Regex for pattern matching is a powerful technique to extract or filter specific text patterns. With NLTK, you can leverage its RegexpTokenizer to tokenize text based on custom regex patterns, while spaCy’s Matcher enables regex-like matching within its robust linguistic framework.



In [None]:
# NLTK Regex Example
from nltk.tokenize import RegexpTokenizer
text = "Hello world! This is an example: email@example.com, phone: 123-456-7890."

# Define a tokenizer that captures alphanumeric words
tokenizer = RegexpTokenizer(r'\w+')
tokens = tokenizer.tokenize(text)
print("NLTK Regex Tokens:", tokens)

NLTK Regex Tokens: ['Hello', 'world', 'This', 'is', 'an', 'example', 'email', 'example', 'com', 'phone', '123', '456', '7890']


In [None]:
# spaCy Regex Example
from spacy.matcher import Matcher

# Load the small English model
nlp = spacy.load("en_core_web_sm")
matcher = Matcher(nlp.vocab)

# Define a regex-based pattern: match tokens that start with a capital letter
pattern = [{"TEXT": {"REGEX": "^[A-Z][a-z]+"}}]
matcher.add("CAPITAL_PATTERN", [pattern])

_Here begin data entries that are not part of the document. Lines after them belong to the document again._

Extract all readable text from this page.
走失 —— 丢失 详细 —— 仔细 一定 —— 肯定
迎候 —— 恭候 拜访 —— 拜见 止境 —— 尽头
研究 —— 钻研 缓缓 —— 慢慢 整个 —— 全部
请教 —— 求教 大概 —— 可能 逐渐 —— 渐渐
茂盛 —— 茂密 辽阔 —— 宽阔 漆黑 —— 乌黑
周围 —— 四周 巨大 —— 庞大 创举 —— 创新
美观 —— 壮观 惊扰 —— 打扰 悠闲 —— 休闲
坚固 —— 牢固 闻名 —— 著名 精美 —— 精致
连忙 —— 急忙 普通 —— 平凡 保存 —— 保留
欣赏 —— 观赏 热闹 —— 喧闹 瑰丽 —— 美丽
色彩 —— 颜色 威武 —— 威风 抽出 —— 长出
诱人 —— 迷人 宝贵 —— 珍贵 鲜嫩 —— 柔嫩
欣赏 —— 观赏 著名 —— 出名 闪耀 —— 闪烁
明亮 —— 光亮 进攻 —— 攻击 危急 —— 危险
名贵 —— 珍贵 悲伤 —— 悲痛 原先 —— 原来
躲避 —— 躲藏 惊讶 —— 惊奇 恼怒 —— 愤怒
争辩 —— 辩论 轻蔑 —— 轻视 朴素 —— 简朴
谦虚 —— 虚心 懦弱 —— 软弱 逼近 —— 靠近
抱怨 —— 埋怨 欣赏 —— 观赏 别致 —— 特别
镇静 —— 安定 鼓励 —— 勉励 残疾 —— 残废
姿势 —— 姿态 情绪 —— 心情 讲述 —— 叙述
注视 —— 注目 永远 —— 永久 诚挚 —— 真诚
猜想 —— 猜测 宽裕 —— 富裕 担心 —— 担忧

text = "Hello world! This is an Example sentence."
doc = nlp(text)

# Apply the matcher and print matched tokens
matches = matcher(doc)
for match_id, start, end in matches:
    span = doc[start:end]
    print("Matched token:", span.text)


Matched token: Hello
Matched token: This
Matched token: Example


In [None]:
import re
text_emails = "Contact us at admin.support_34@example.com or sales-dep@company.org for inquiries."

# Example 1: Email Detection
email_pattern = r"[a-zA-Z0-9._%+-]+@[a-zA-Z0-9.-]+\.[a-zA-Z]{2,}"  # Regex for email matching

emails = re.findall(email_pattern, text_emails)
print("Detected Emails:", emails)


Detected Emails: ['admin.support_34@example.com', 'sales-dep@company.org']